Australian B Corp Joins Global Effort to Reduce Plastics in Oceans

United Nations General Assembly President Maria Fernanda Espinosa last week launched a global campaign against plastic pollution, primarily to raise awareness among people around the world.

“I intend to leverage the capacity of the office of the president of the General Assembly to support ongoing global campaigns to beat plastic pollution,” Espinosa said at the U.N. Headquarters in New York.

The numbers are staggering and alarming: It is estimated that by 2050, there will be more plastic than fish in the sea.

2018 has been the year of tackling single-use plastics. Most recently in Australia, a ban on single-use plastic bags by the two largest supermarket chains (Coles and Woolworths) is being celebrated for preventing 1.5 billion plastic bags from entering the environment in the first three months since the ban was introduced.

While campaigns to ban single-use plastic bags and straws have gained global attention, some have questioned the actual impact of such campaigns on carbon emissions.

For example, it has been reported that even if all of the estimated 8.3 billion plastic straws scattered on global coastlines suddenly ended up in the sea, they would only account for about 0.3 percent of plastics estimated to enter the oceans in a year.

Similarly, even on very generous estimates, a person who stopped using plastic bags entirely would cut only 0.4 percent of their total emissions.

Jonathan Byrt and Jesse Leeworthy launched memobottle in 2014.

Convenient by Design

Australian business memobottle has been tackling the single-use mindset for several years and suggests that beautiful design may be the best answer to this environmental harm.

Single-use water bottles are big business:

  • Despite 91 percent of the world’s population having ready access to clean drinking water, around 1 million single-use plastic bottles are consumed every minute.
  • Single-use water bottle industry is growing 10 percent per year and estimated to be worth $350B by 2021.

Human convenience is often the catalyst for environmental harm.
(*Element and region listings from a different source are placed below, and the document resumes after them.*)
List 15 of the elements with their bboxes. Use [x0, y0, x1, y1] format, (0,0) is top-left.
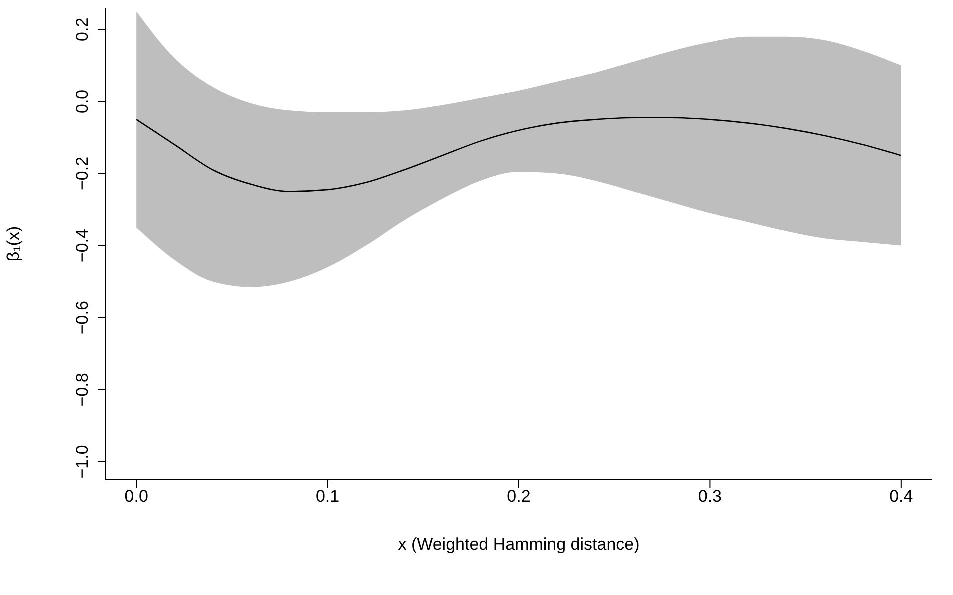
y-axis-title: β₁(x) — [4, 226, 24, 262]
x-tick-label: 0.0 — [124, 487, 148, 506]
y-tick-label: −0.4 — [73, 229, 92, 263]
y-tick-label: −0.2 — [73, 156, 92, 191]
x-tick-label: 0.1 — [316, 487, 340, 506]
y-tick-label: −0.6 — [73, 301, 92, 335]
y-tick-label: 0.0 — [73, 90, 92, 114]
y-tick-label: −0.8 — [73, 373, 92, 407]
x-axis-title: x (Weighted Hamming distance) — [398, 535, 640, 554]
y-tick-label: 0.2 — [73, 18, 92, 42]
x-tick-label: 0.3 — [698, 487, 722, 506]
y-tick-label: −1.0 — [73, 445, 92, 479]
x-tick-label: 0.4 — [890, 487, 914, 506]
x-tick-label: 0.2 — [507, 487, 531, 506]
line-series — [136, 117, 902, 192]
In order to influence change, society needs an alternative that is truly convenient, beautiful and sustainable in design.

Launched by entrepreneurs Jonathan Byrt and Jesse Leeworthy, memobottle gained prominence after its slim reusable drink bottle found its way into the gift bags handed out at the Academy Awards in 2016.
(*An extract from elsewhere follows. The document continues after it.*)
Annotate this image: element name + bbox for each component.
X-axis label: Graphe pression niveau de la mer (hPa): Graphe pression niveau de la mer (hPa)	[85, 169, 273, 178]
“We started memobottle four years ago for two main reasons: to reduce single-use bottle consumption and to provide a more practical method of traveling with water,” Leeworthy says. “We grew up in a coastal community just south of Melbourne and became increasingly frustrated by single-use plastic bottles and the environmental damage caused. We decided we had to create a more beautiful and convenient alternative.”
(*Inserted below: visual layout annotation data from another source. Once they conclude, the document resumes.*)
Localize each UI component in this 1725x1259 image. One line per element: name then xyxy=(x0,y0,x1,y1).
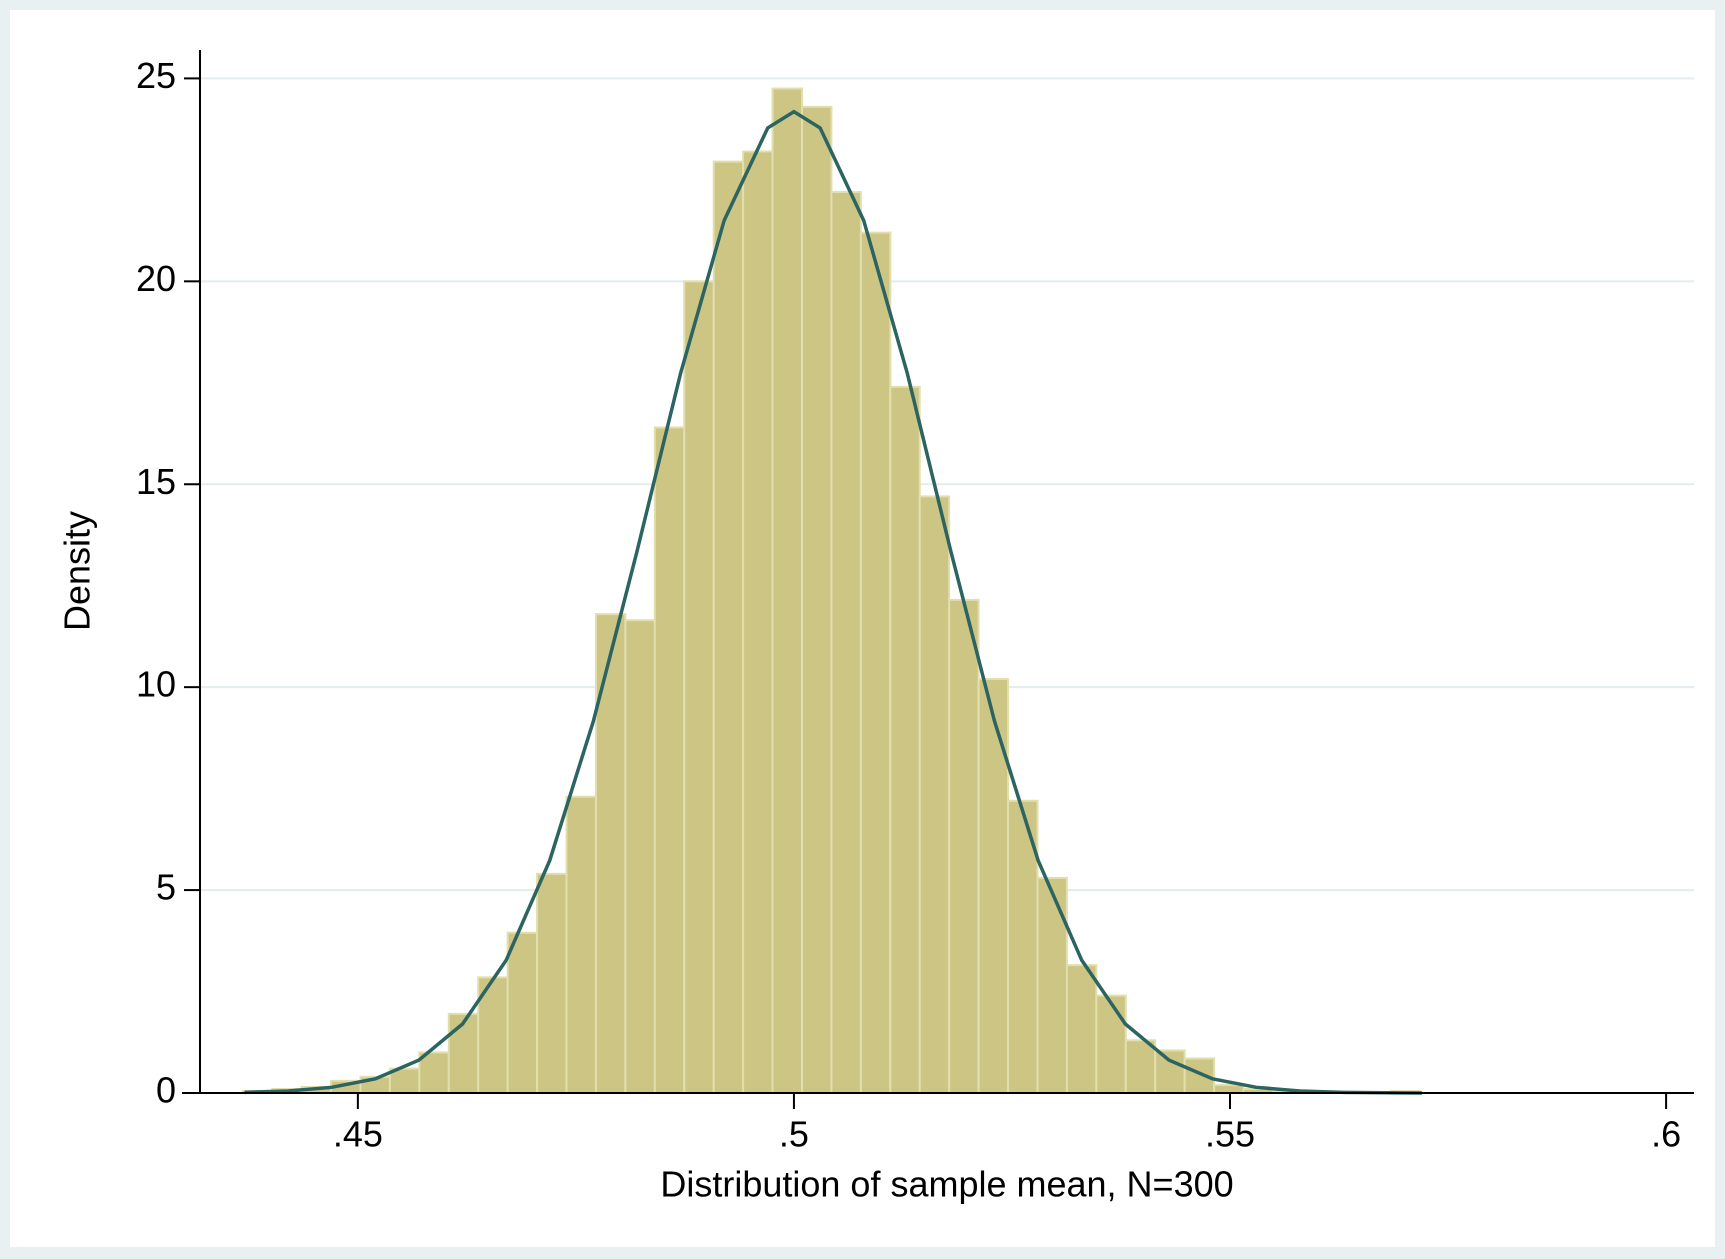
bar xyxy=(565,795,597,1095)
x-tick-label: .55 xyxy=(1205,1114,1255,1155)
bar xyxy=(1007,799,1039,1094)
bar xyxy=(801,105,833,1094)
bar xyxy=(1154,1049,1186,1095)
bar xyxy=(594,613,627,1094)
bar xyxy=(1065,964,1098,1095)
bar xyxy=(771,87,804,1094)
x-tick-label: .6 xyxy=(1651,1114,1681,1155)
bar xyxy=(830,191,862,1095)
bar xyxy=(712,160,745,1095)
x-tick-label: .45 xyxy=(333,1114,383,1155)
bar xyxy=(624,619,656,1094)
bar xyxy=(683,280,715,1094)
y-tick-label: 20 xyxy=(136,258,176,299)
bar xyxy=(1213,1083,1245,1095)
bar xyxy=(1036,876,1068,1094)
bar xyxy=(447,1012,480,1095)
y-tick-label: 25 xyxy=(136,55,176,96)
y-tick-label: 0 xyxy=(156,1070,176,1111)
bar xyxy=(859,231,892,1094)
bar xyxy=(1095,994,1127,1095)
y-tick-label: 15 xyxy=(136,461,176,502)
y-tick-label: 5 xyxy=(156,867,176,908)
bar xyxy=(977,678,1010,1094)
bar xyxy=(653,426,686,1094)
y-axis-title: Density xyxy=(57,511,98,631)
bar xyxy=(418,1051,450,1095)
bar xyxy=(918,495,951,1094)
y-tick-label: 10 xyxy=(136,664,176,705)
bar xyxy=(536,872,568,1095)
bar xyxy=(742,150,774,1094)
density-curve xyxy=(244,109,1422,1095)
bar xyxy=(506,931,539,1095)
x-tick-label: .5 xyxy=(779,1114,809,1155)
x-axis-title: Distribution of sample mean, N=300 xyxy=(660,1164,1233,1205)
bar xyxy=(1124,1039,1157,1094)
bar xyxy=(889,385,921,1094)
bar xyxy=(948,598,980,1094)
By taking one of the most ubiquitous single-use items, the water bottle, and replacing it with something beautiful and useful, memobottle has helped to challenge how people think about single-use consumption more broadly.

To date, the 300,000 memobottles sold have helped prevent the consumption of approximately 50 million single-use bottles from being consumed and discarded.

Marshaling the Crowd

A Certified B Corporation since 2017, memobottle now is inviting its fans to join its mission to change people’s perceptions about single-use products. The company recently announced plans for its first equity raise via Equity Crowdfunding platform Birchal.

“We know that our investor community will be invested both financially and emotionally in our journey and our mission after this campaign because they’ll have a stake in our business,” Leeworthy says.

The pair believe that equity crowdfunding to sell shares in their business could raise between $500,000 and $1 million to fund its rapid international growth and take their message to the world. The campaign ends Dec. 20.